Closes the documented per-spawn closure-env leak and most of the async leak,
using only the existing closure.env / closure.fn_ptr field accessors — no compiler
change. Also names the fat-pointer ABI in core.sx (ClosureRaw / SliceRaw) so the
underlying {fn_ptr, env} / {ptr, len} layout is discoverable in one place.
- Fiber body env: Scheduler.reap_fiber frees f.body.env via f.dctx.allocator (the
spawn-time allocator snapshotted in dctx) at all three reap sites (run/poll/
deinit). 1820's 'live after deinit' 3 -> 0.
- Async box + closure envs: sx_run_boxed_closure frees the ThunkBox, the
completion-closure env, and the worker's env (new ThunkBox.worker_env) the
instant the worker completes.
- Async Future: two-flag ownership — Future.worker_done (set at the end of the
completion closure) + consumed (set at the end of await); fut_release frees the
heap Future (via the captured Future.alloc) when BOTH are set, so the LAST of
{worker, await} reclaims it. await now CONSUMES the future (single-use; touching
it afterward is a use-after-free — documented). Residual for an AWAITED future
is 0 (lock: examples/concurrency/1827); a never-awaited future (fire-and-forget /
race loser) keeps only its Future struct — the structured-concurrency remainder.
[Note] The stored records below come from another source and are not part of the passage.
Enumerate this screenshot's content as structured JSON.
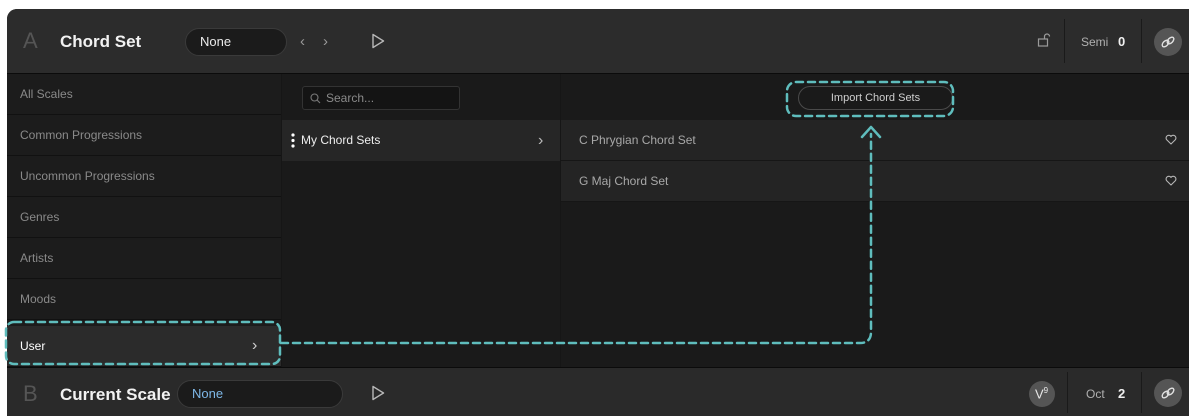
{
  "header": {
    "section_letter": "A",
    "title": "Chord Set",
    "selected": "None",
    "semi_label": "Semi",
    "semi_value": "0"
  },
  "sidebar": {
    "items": [
      {
        "label": "All Scales"
      },
      {
        "label": "Common Progressions"
      },
      {
        "label": "Uncommon Progressions"
      },
      {
        "label": "Genres"
      },
      {
        "label": "Artists"
      },
      {
        "label": "Moods"
      },
      {
        "label": "User"
      }
    ]
  },
  "middle": {
    "search_placeholder": "Search...",
    "folder": "My Chord Sets"
  },
  "right": {
    "import_label": "Import Chord Sets",
    "chord_sets": [
      "C Phrygian Chord Set",
      "G Maj Chord Set"
    ]
  },
  "footer": {
    "section_letter": "B",
    "title": "Current Scale",
    "selected": "None",
    "oct_label": "Oct",
    "oct_value": "2"
  },
  "colors": {
    "accent_dashed": "#5fbdbd",
    "scale_selected": "#7eb8e8"
  }
}
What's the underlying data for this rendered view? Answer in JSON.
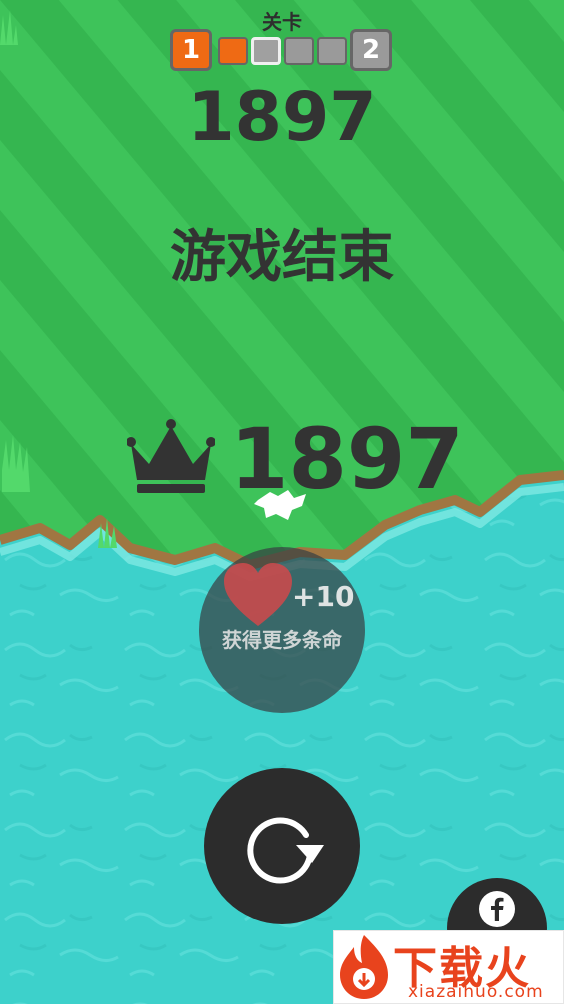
{
  "level": {
    "label": "关卡",
    "current": "1",
    "next": "2",
    "segments_filled": 1,
    "segments_total": 4
  },
  "score": "1897",
  "game_over_text": "游戏结束",
  "best_score": "1897",
  "extra_lives": {
    "bonus": "+10",
    "text": "获得更多条命"
  },
  "watermark": {
    "title": "下载火",
    "url": "xiazaihuo.com"
  },
  "icons": [
    "crown-icon",
    "heart-icon",
    "restart-icon",
    "facebook-icon",
    "fire-logo-icon"
  ],
  "colors": {
    "grass": "#3ec35a",
    "grass_stripe": "#33b04d",
    "shore": "#a07642",
    "water": "#3dd1cb",
    "accent_orange": "#ef6a14",
    "locked_gray": "#9a9a9a",
    "text_dark": "#333333",
    "button_dark": "#2c2c2c",
    "heart": "#c94a4d"
  }
}
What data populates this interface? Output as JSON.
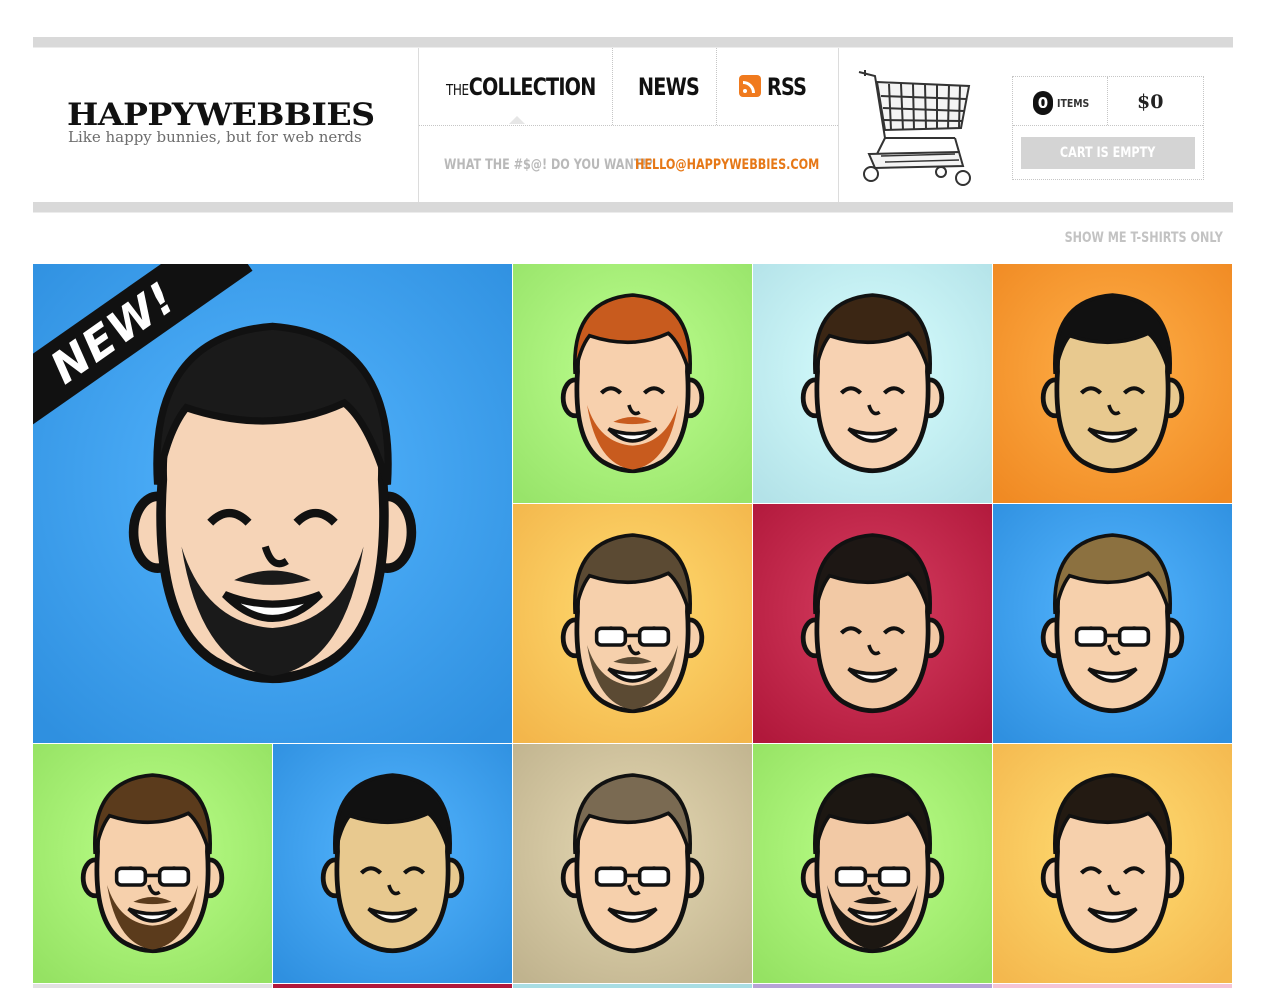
{
  "logo": {
    "name": "HAPPYWEBBIES",
    "tagline": "Like happy bunnies, but for web nerds"
  },
  "nav": {
    "collection_prefix": "THE",
    "collection_label": "COLLECTION",
    "news_label": "NEWS",
    "rss_label": "RSS"
  },
  "contact": {
    "question": "WHAT THE #$@! DO YOU WANT!?",
    "email": "HELLO@HAPPYWEBBIES.COM"
  },
  "cart": {
    "count": "0",
    "items_label": "ITEMS",
    "total": "$0",
    "button_label": "CART IS EMPTY"
  },
  "filter": {
    "tshirts_link": "SHOW ME T-SHIRTS ONLY"
  },
  "featured": {
    "badge": "NEW!"
  },
  "colors": {
    "blue": "#2d8fdf",
    "green": "#8fdf5f",
    "lightblue": "#a8dde3",
    "orange": "#ef8a28",
    "yellow": "#f3b447",
    "red": "#b2163a",
    "tan": "#bfb08a",
    "email_orange": "#e67817"
  },
  "tiles": [
    {
      "name": "avatar-featured-bearded-man",
      "bg": "#2f90e0",
      "hair": "#1a1a1a",
      "skin": "#f6d4b7",
      "glasses": false,
      "beard": true
    },
    {
      "name": "avatar-redhead-man",
      "bg": "#98e46a",
      "hair": "#c85b1e",
      "skin": "#f7d0ad",
      "glasses": false,
      "beard": true
    },
    {
      "name": "avatar-brunette-woman",
      "bg": "#b3e2e8",
      "hair": "#3b2614",
      "skin": "#f7d2b2",
      "glasses": false,
      "beard": false
    },
    {
      "name": "avatar-smiling-man-orange",
      "bg": "#f08a23",
      "hair": "#111111",
      "skin": "#e8c98f",
      "glasses": false,
      "beard": false
    },
    {
      "name": "avatar-glasses-goatee-man",
      "bg": "#f3b64b",
      "hair": "#5b4a33",
      "skin": "#f6d0ac",
      "glasses": true,
      "beard": true
    },
    {
      "name": "avatar-curly-hair-man",
      "bg": "#b1183b",
      "hair": "#1d1714",
      "skin": "#f2c9a5",
      "glasses": false,
      "beard": false
    },
    {
      "name": "avatar-glasses-man-blue",
      "bg": "#2f90e0",
      "hair": "#8c7140",
      "skin": "#f6d0ac",
      "glasses": true,
      "beard": false
    },
    {
      "name": "avatar-glasses-mustache-man",
      "bg": "#95e263",
      "hair": "#5b3b1c",
      "skin": "#f6d0ac",
      "glasses": true,
      "beard": true
    },
    {
      "name": "avatar-asian-man",
      "bg": "#2f90e0",
      "hair": "#111111",
      "skin": "#e8c98f",
      "glasses": false,
      "beard": false
    },
    {
      "name": "avatar-glasses-man-tan",
      "bg": "#c0b38e",
      "hair": "#7a6a52",
      "skin": "#f6d0ac",
      "glasses": true,
      "beard": false
    },
    {
      "name": "avatar-glasses-goatee-man-green",
      "bg": "#95e263",
      "hair": "#1c1712",
      "skin": "#f2c9a5",
      "glasses": true,
      "beard": true
    },
    {
      "name": "avatar-curly-man-yellow",
      "bg": "#f4b84e",
      "hair": "#231a12",
      "skin": "#f6d0ac",
      "glasses": false,
      "beard": false
    }
  ],
  "partial_row_colors": [
    "#e1e1e1",
    "#b1183b",
    "#a8dde3",
    "#b6a3d6",
    "#f4c4d6"
  ]
}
Self-reviewed across orderings (await-after/before-complete, cancel-then-await,
cancel-while-parked, double-free via await+deinit, race residual, blocking impl,
cross-allocator reap) — all deterministic, no UAF/double-free. Suite 855/0;
byte-identical on aarch64-macOS + aarch64-linux; .ir churn is the core.sx +
Future/ThunkBox field additions.
20 KiB
PLAN-IO-UNIFY — fold the fiber scheduler behind context.io, re-home race
Why
Today there are two parallel async stacks:
| stack | behind context.io? |
real suspension? | cancellation channel |
|---|---|---|---|
io.sx async/await/cancel/Future |
yes (impl Io for CBlockingIo) |
no — runs the worker inline to completion | suspend_raw -> ! / IoErr.Canceled (designed, unused) |
sched.sx go/wait/cancel/race (just landed) |
no | yes (swap_context fibers) |
none — suspend_self -> void |
context.io is structurally Zig's std.Io (an Io protocol carried implicitly in Context — better
ergonomics than Zig's explicit io: param), and the roadmap (§A5, §4.6) already says the fiber
scheduler should be one of its Io vtables and that race is context.io.race(..) over Futures.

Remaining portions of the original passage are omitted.